Une avocate militante de l’identité de genre, Barbara Findley, a représenté l’enfant devant le tribunal. Le juge Boden a décidé que l’intérêt supérieur de l’enfant consistait à détruire sa santé à long terme pour que son corps ressemble davantage à celui d’un homme.

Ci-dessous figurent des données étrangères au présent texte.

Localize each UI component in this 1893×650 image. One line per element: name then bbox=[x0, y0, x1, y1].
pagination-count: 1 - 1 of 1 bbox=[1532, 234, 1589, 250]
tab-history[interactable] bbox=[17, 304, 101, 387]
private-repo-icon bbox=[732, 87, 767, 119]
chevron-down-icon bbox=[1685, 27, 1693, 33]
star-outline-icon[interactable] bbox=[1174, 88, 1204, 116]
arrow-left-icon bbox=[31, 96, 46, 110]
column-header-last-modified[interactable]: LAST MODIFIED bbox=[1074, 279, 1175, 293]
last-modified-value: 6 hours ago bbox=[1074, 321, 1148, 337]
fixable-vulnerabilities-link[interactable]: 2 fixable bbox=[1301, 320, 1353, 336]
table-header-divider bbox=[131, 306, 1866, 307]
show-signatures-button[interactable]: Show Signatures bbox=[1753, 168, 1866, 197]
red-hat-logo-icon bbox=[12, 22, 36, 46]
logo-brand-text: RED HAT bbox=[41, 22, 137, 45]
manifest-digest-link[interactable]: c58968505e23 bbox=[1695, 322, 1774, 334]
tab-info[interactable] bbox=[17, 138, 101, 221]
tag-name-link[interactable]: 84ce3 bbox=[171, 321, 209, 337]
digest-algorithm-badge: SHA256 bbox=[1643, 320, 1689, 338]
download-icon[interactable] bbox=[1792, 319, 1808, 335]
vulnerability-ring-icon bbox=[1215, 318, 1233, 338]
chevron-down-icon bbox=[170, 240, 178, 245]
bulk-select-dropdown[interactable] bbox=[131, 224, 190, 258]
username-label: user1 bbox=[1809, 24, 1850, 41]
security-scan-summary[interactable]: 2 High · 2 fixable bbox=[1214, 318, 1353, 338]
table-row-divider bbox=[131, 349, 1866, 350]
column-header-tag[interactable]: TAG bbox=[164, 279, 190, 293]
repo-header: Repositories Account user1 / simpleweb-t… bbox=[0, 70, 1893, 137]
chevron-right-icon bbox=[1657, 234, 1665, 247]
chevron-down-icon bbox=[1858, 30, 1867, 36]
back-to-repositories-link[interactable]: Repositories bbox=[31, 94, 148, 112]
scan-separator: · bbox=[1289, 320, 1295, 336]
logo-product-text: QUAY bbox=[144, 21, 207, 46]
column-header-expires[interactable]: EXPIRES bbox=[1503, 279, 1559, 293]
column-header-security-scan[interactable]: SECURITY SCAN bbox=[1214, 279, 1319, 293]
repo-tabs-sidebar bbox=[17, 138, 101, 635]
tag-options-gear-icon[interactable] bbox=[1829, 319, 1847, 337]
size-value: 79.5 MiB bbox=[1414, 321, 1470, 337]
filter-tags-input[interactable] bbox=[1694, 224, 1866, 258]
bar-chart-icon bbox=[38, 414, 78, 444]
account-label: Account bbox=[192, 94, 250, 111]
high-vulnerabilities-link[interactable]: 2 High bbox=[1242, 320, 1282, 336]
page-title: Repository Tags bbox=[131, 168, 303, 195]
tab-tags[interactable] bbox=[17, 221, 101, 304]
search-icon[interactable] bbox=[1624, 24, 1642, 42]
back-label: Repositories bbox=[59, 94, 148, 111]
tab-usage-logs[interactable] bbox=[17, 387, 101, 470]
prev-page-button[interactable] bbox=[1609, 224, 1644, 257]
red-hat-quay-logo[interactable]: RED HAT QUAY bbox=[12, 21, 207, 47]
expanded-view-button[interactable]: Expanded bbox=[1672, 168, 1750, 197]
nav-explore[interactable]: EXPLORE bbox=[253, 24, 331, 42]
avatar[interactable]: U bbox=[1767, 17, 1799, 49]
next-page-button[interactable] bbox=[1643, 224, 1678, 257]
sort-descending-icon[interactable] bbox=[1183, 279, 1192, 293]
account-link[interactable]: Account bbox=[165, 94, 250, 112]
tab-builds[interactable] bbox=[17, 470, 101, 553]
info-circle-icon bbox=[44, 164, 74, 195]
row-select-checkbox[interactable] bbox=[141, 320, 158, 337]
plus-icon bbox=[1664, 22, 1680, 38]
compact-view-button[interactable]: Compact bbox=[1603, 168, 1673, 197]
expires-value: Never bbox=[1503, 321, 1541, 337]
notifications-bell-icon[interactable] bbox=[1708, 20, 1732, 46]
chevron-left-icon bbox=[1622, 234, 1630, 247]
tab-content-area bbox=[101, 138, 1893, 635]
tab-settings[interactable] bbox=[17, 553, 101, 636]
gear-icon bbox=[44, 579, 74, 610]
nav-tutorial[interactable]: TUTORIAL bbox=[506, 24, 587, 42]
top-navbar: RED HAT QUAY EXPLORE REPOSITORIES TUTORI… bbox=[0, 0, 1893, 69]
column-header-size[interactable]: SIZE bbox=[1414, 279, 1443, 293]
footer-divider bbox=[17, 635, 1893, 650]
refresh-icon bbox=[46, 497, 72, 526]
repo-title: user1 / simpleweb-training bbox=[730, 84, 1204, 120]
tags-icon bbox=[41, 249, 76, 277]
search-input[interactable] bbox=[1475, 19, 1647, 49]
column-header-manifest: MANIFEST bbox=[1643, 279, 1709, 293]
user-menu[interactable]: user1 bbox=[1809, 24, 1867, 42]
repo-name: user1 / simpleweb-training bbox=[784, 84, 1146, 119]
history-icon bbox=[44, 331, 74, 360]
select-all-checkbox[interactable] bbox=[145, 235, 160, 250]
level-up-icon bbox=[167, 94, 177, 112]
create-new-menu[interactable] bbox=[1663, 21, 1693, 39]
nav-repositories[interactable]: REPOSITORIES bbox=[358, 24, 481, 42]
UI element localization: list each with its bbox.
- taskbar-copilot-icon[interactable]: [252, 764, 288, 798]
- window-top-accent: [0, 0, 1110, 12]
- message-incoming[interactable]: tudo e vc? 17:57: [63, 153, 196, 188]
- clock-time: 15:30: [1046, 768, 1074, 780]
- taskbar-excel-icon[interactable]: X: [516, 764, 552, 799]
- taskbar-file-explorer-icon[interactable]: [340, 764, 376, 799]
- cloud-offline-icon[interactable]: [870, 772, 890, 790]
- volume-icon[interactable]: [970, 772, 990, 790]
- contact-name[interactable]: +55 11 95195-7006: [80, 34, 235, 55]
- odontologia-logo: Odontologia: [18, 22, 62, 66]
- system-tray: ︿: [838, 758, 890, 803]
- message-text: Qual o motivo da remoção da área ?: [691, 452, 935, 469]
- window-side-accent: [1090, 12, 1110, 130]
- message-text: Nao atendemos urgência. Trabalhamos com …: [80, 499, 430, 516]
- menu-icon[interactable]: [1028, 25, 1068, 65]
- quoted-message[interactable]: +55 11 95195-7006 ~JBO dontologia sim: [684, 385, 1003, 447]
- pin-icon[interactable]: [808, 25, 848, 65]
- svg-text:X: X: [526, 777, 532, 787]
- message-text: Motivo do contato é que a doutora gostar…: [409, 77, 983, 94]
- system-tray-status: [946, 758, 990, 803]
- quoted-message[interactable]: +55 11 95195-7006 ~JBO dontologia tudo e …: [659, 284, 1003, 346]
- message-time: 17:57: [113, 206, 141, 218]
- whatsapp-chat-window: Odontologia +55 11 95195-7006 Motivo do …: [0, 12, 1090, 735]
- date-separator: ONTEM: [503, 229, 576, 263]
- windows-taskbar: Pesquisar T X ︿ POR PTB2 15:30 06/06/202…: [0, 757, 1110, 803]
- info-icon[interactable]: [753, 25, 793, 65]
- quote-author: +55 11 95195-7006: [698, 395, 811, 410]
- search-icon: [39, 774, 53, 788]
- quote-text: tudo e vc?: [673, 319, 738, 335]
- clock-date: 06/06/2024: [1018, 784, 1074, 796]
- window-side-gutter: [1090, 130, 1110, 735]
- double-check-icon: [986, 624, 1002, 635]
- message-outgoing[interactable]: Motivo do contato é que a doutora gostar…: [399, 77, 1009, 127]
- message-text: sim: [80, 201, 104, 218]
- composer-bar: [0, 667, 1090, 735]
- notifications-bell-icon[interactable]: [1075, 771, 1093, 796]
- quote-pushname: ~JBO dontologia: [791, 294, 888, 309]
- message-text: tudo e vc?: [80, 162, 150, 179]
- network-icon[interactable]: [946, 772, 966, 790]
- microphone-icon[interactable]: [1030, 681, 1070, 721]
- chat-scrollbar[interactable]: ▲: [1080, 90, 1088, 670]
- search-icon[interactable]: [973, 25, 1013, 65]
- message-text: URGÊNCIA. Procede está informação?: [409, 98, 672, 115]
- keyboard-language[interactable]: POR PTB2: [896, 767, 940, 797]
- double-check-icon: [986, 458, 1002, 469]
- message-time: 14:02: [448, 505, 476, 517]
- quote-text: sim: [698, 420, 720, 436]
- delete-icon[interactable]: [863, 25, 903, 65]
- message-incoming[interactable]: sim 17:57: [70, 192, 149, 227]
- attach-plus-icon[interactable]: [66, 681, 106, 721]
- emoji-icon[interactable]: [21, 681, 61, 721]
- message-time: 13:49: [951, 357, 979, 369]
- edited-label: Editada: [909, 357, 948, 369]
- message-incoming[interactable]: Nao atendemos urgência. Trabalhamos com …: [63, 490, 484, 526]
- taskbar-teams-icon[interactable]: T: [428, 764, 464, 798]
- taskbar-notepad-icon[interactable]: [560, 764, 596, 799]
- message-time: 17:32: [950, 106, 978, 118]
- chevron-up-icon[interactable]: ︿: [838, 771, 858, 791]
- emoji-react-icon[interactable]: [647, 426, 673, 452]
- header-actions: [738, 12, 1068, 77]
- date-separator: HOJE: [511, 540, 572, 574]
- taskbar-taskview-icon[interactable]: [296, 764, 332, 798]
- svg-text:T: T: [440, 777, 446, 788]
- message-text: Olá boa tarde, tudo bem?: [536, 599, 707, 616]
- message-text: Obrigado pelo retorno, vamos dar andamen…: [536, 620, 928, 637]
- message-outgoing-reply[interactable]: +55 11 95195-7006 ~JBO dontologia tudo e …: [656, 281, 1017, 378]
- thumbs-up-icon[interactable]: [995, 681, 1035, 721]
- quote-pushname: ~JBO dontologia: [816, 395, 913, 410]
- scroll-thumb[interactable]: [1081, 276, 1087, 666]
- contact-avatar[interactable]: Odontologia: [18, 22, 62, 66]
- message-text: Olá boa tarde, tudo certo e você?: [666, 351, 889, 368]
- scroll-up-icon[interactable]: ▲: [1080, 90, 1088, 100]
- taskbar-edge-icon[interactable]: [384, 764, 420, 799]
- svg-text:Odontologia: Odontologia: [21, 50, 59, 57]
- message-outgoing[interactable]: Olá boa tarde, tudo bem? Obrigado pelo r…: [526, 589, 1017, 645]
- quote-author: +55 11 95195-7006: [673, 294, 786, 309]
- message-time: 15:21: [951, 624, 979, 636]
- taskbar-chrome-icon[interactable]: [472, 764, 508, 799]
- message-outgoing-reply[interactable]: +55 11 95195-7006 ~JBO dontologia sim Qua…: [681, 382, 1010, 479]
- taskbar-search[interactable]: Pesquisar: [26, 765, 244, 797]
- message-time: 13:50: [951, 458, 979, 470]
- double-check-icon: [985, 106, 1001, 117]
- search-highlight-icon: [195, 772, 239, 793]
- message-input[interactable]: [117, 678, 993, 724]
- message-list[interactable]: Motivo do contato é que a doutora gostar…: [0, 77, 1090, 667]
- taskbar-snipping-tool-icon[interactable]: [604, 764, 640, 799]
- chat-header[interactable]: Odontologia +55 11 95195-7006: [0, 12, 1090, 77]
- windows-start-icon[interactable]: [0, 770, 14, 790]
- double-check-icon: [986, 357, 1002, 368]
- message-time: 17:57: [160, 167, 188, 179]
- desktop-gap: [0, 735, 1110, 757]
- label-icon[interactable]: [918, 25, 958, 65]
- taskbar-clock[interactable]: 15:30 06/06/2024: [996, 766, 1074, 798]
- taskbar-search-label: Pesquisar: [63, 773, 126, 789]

Hoogland, en revanche, pense que l’intérêt supérieur de sa fille réside dans la préservation de la santé de son enfant, au cas où son enfant se retrouverait parmi les 85 % environ d’enfants qui renoncent à croire qu’ils sont du sexe opposé une fois la puberté terminée.

Après l’audience, Hoogland a accordé une interview au Federalist, affirmant que les gens ne peuvent pas changer de sexe et que des mégadoses de testostérone exogène seraient préjudiciables à la santé de son enfant, une femme biologique* vulnérable. Le juge Mazari a ensuite condamné sommairement Hoogland pour violence familiale, au motif qu’il avait refusé d’utiliser les pronoms masculins préférés de son enfant. Le juge Mazari a autorisé un mandat d’arrêt contre Hoogland au cas où il utiliserait à nouveau les pronoms du bon sexe pour parler de sa fille.

« Dans l’arrêt Mazari, il est dit que je ne peux avoir que des pensées contraires à l’arrêt Boden. Le tribunal a eu la courtoisie de ne pas punir mes pensées, mais tout le reste ils l’ont fait », a-t-il déclaré. En 2019, Hoogland s’est conformé à l’ordonnance du tribunal, espérant que sa fille ne prendrait plus de testostérone. Cependant, en janvier 2020, le plus haut tribunal de Colombie-Britannique a déclaré que l’enfant devait continuer à prendre de la testostérone. Elle a également imposé à Hoogland une ordonnance de conduite selon laquelle il doit continuer à désigner son enfant biologique féminin par des pronoms masculins.

Hoogland a déclaré : « Ils ont créé une illusion, et ils forcent les parents à vivre dans cette illusion. » « Que se passe-t-il lorsque la bulle explose et que l’illusion prend fin… ? Elle ne pourra jamais redevenir une fille dans le corps sain qu’elle aurait dû avoir… Ces enfants ne comprennent pas. Quel genre d’enfant de 13 ans pense à avoir une famille et des enfants ? » Il a dit, se lamentant sur l’avenir volé de son enfant. Hoogland a donné des interviews à plusieurs commentateurs canadiens. Les diffusions ont été supprimées par les plateformes numériques, et il a été menacé d’une procédure pour outrage à magistrat. « Quel genre de père serais-je si, dans dix ans, elle détransitionnait et qu’elle demandait “pourquoi n’as-tu rien fait pour empêcher cela ? Aucun de vous ne s’est levé pour moi à l’époque.” »

Sources : National Post, The Federalist et The Star (en faveur de cet emprisonnement et de taire le nom du père)


*Remarquez que puisqu’une femme l’est du fait de sa biologie, de sa génétique même, elle ne peut donc pas devenir homme, d’où il est absurde de parler de « femme biologique » quand on veut mentionner une vraie femme, car en fait de femme, il n’y a que des femmes biologiques. La même chose est vraie pour les « hommes biologiques ». — A. H.